Some stats from STATnews
- The compounded annual growth rate in spending on oncology drugs is forecast to rise between 11% and 14%, bringing the total market to $200 billion to $230 billion. If you include supportive care, which is forecast to fall by as much as 6%, overall spending on treating cancer will reach $220 billion to $250 billion, growing at between 9% and 12% through 2023.
- New oncology drugs in the U.S. included some medicines with costs above $100,000 per year. The median annual cost for new brand launches in 2018 dropped to approximately $148,800 from $162,150 in 2017, and was almost unchanged from $150,000 in 2014.
- Outside the U.S., the cost of medicines exceeded $66 billion in 2018, driven by new product launches and increased volume use of existing brands. The use of new brands resulted in $19 billion in increased costs in other countries.
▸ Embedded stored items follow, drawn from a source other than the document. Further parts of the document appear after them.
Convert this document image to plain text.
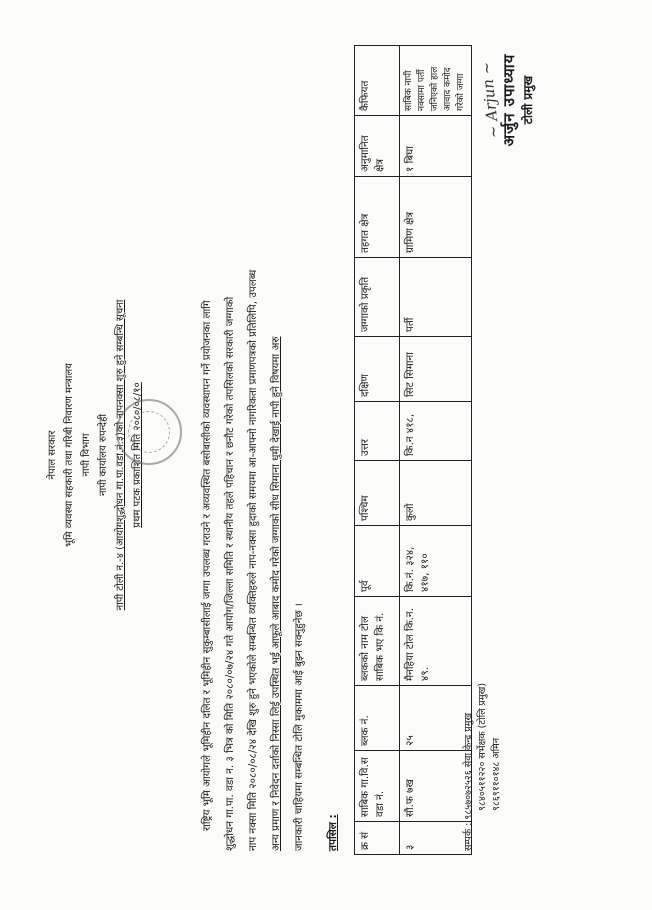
नेपाल सरकार भूमि व्यवस्था सहकारी तथा गरिबी निवारण मन्त्रालय नापी विभाग नापी कार्यालय रुपन्देही नापी टोली न.-४ (आयोगशुद्धोधन गा.पा.वडा.नं.३)को नापनक्सा शुरु हुने सम्बन्धि सूचना प्रथम पटक प्रकाशित मिति २०८०/०८/१०	राष्ट्रिय भूमि आयोगले भूमिहीन दलित र भूमिहीन सुकुम्बासीलाई जग्गा उपलब्ध गराउने र अव्यवस्थित बसोबासीको व्यवस्थापन गर्ने प्रयोजनका लागि	शुद्धोधन गा.पा. वडा न. ३ भित्र को मिति २०८०/०७/२४ गते आयोग/जिल्ला समिति र स्थानीय तहले पहिचान र छनौट गरेको तपसिलको सरकारी जग्गाको	नाप नक्सा मिति २०८०/०८/२४ देखि शुरु हुने भएकोले सम्बन्धित व्यक्तिहरुले नाप-नक्सा हुदाको समयमा आ-आफ्नो नागरिकता प्रमाणपत्रको प्रतिलिपि, उपलब्ध	अन्य प्रमाण र निवेदन दर्ताको निस्सा लिई उपस्थित भई आफूले आबाद कमोद गरेको जग्गाको सीध सिमाना धुमी देखाई नापी हुने विषयमा अरु	जानकारी चाहियमा सम्बन्धित टोलि मुकाममा आई बुझ्न सक्नुहुनेछ ।	तपसिल : क्र सं	साबिक गा.वि.स वडा नं.	ब्लक नं.	ब्लकको नाम टोल साबिक भए कि नं.	पूर्व	पश्चिम	उत्तर	दक्षिण	जग्गाको प्रकृति	तहगत क्षेत्र	अनुमानित क्षेत्र	कैफियत
३	सौ.फ ७ख	२५	मैनहिया टोल कि.न. ४९.	कि.नं. ३२४, ४१७, ११०	कुलो	कि.न ४१८,	सिट सिमाना	पर्ती	ग्रामिण क्षेत्र	१ बिघा	साबिक नापी नक्सामा पर्ती जनिएको हाल आवाद कमोद गरेको जग्गा
सम्पर्क : ९८५७०७२५२६ सेवा केन्द्र प्रमुख ९८४०५११२२० सर्भेक्षक (टोलि प्रमुख) ९८६९११०१४८ अमिन
~ Arjun ~
अर्जुन उपाध्याय टोली प्रमुख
- Although there were only four breakthrough oncology therapies launched last year, which was down from a high of 11 in 2017, 12 of the new active substances were approved based on a single trial and six cited Phase 1 or Phase 2 trials as part of their approvals. This indicates that innovative oncology therapies are moving quickly through R&D and regulatory filings, IQVIA wrote.
- Nearly 450 immuno-oncology therapies are currently in development across all phases of testing. The Phase 3 and pre-registration pipeline contains nine mechanisms for immuno-oncology while the early-stage pipeline contains 62 mechanisms for treatment.
- New oncology drugs launched in 2018 took a median of 10.5 years from the time of their first patent filing to regulatory approval and launch, down over four years from 2017 and down one year from the median of 2007. Other types of treatments launched in 2018 took an average time of 15 years.